The dialogue of going again has triggered many troublesome issues for them.
For me and Hamza, we don’t have to consider it, we need to return in fact. So, we agreed on one go to and once we come again, we’ll discuss – what we wish, what they need. They positively have an equal say.
No matter resolution we take, a method or one other, we will probably be again.
UN Information: Along with your advocacy, what position do you see your self having within the rebuilding of Syria?
Waad Al-Kateab: We’ve completed a lot world wide – working with communities who know Syria properly and others who know nothing about it.

© WFP
For us, the largest achievement has at all times been consciousness and preserving the narrative of what occurred. Now, greater than ever, that’s a precedence on the bottom in Syria.
For me, it’s not nearly For Sama as a movie, however about every part I’ve discovered as a filmmaker – years of telling my very own story and others’. Now, I need to carry it again to Syria by way of screenings and conversations, not simply as a movie occasion, however as an area to listen to from folks.
That is a part of transitional justice, particularly acknowledgment – serving to native communities discuss to one another, perceive one another’s experiences and begin therapeutic.
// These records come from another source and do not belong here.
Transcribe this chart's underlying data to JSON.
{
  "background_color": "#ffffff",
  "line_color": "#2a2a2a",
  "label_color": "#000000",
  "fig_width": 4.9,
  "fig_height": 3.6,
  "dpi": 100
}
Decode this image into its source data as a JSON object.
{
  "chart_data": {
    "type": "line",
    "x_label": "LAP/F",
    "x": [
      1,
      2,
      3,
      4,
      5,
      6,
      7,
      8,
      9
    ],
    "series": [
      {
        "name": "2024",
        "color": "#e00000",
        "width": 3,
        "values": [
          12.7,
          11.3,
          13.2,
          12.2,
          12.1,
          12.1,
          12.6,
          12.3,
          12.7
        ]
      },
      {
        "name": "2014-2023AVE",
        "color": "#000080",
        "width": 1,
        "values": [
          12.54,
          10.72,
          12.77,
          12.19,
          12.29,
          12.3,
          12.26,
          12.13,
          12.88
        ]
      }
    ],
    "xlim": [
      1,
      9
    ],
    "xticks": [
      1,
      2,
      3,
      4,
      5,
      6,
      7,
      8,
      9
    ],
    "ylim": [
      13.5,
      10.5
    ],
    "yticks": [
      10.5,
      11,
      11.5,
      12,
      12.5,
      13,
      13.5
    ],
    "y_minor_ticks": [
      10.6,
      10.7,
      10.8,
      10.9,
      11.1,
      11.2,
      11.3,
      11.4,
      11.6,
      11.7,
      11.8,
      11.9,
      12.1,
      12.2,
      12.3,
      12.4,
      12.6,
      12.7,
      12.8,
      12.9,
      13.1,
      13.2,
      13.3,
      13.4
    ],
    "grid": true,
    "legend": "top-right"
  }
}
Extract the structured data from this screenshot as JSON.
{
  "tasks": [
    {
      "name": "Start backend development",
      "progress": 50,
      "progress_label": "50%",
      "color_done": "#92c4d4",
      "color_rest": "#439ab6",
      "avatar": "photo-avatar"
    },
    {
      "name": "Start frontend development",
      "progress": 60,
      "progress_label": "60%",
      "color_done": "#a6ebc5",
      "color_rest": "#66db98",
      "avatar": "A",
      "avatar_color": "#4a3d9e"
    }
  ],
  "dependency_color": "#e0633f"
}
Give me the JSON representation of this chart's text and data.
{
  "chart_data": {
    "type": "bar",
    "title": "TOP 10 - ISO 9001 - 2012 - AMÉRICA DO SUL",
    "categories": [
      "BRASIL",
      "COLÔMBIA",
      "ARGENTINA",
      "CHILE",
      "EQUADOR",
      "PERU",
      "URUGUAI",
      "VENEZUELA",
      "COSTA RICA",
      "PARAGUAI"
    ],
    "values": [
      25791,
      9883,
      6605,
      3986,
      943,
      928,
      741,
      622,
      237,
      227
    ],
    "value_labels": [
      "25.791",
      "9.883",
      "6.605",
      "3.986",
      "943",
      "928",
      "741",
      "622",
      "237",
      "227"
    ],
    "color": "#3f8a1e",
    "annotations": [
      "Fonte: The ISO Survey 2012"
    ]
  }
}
UN Information: What can be your message to the worldwide group at this time?
Waad Al-Kateab: Syria shouldn’t be like every other battle. Individuals tried to check it to Iraq or Afghanistan, however that is totally different. Even how the regime fell and what comes subsequent is unknown.
Because the U.S. slashes international assist, Syrian civil society is susceptible to collapse. Organizations that fought for justice and guarded civilians for over a decade are actually struggling. The worldwide group should step up.
A profitable transition should be Syrian-led, free from armed teams or international affect.
The world has a duty to help this in a means that displays Syrians’ aspirations for peace, justice and accountability.